What Is Additionality in a Carbon Market?
The short answer: “Additionality” is a huge component of verifying whether a carbon market is creating quality credits. It’s asking, “Is this project sequestering carbon or decreasing emissions in a way that would not happen otherwise?”
An additional project is one that would not have been completed if it were “business as usual,” a definition used in many verification projects to assess the validity of credits.
- It’s the grand “what if” plaguing market development. It’s asking a question about the alternate reality in which a program or market does not exist.
- Additionality is one of a suite of concepts that verifiers are using to determine the quality and validity of a carbon credit. If a credit is additional, it’s more credible to buyers seeking to voluntarily offset their emissions.
Break it down: for example, imagine a land owner willing to plant trees on their land, sequestering carbon in roots and biomass. But would the trees have been planted whether or not the land manager was not participating in the program?
- If the answer is yes—if the land manager was going to plant the trees either way—then the practice isn’t additional.
- But if the answer is no—if the program is the primary reason that the land manager plants the trees, and they would not do so without it—then the practice meets the test.
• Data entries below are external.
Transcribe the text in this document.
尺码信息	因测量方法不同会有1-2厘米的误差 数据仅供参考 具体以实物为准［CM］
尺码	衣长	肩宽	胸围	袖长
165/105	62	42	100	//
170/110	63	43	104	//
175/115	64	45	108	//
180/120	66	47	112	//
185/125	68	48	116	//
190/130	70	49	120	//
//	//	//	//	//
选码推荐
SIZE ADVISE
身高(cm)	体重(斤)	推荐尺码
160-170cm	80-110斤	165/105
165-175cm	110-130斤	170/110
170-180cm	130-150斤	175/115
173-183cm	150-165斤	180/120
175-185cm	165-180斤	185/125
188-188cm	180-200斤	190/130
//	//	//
It is truly additional.
Why does it matter?
For carbon programs to succeed in offsetting unavoidable emissions (think transportation, energy production, or manufacturing), the amount of carbon sequestered needs to actually have been sequestered, and it needs to be an added amount compared to what would have been sequestered without a program or market to pay for the practice.
Without meeting the “additionality” benchmark, some critiques of voluntary carbon markets point out that companies may be tempted to purchase credits instead of reducing their own emissions. Others even go so far as to call it greenwashing.
- But there have been debates about the importance of additionality in agricultural carbon markets. This benchmark leaves those who have already started implementing practices that sequester carbon out of carbon markets.
- Even though “additional” practices do not include farmers who have already made changes that sequester carbon, it’s important to remember that improving soil health can be “profitable even without soil carbon payments,” the Soil Health Institute writes in Crops & Soils. The benefits of adopting practices that sequester soil carbon extend far beyond soil carbon payments.
- Transparency is also an important part of creating credible, quality carbon credits. As the Carbon Offset Guide explains, discerning buyers are probably going to want to review the methods used to generate a credit and verify additionality.
The big picture: additionality is one of those key terms that will pop up again and again as markets develop. Understanding exactly how payments are impacting landowners’ and land managers’ decisions to change practices can help determine the quality and validity of the carbon credits they generate.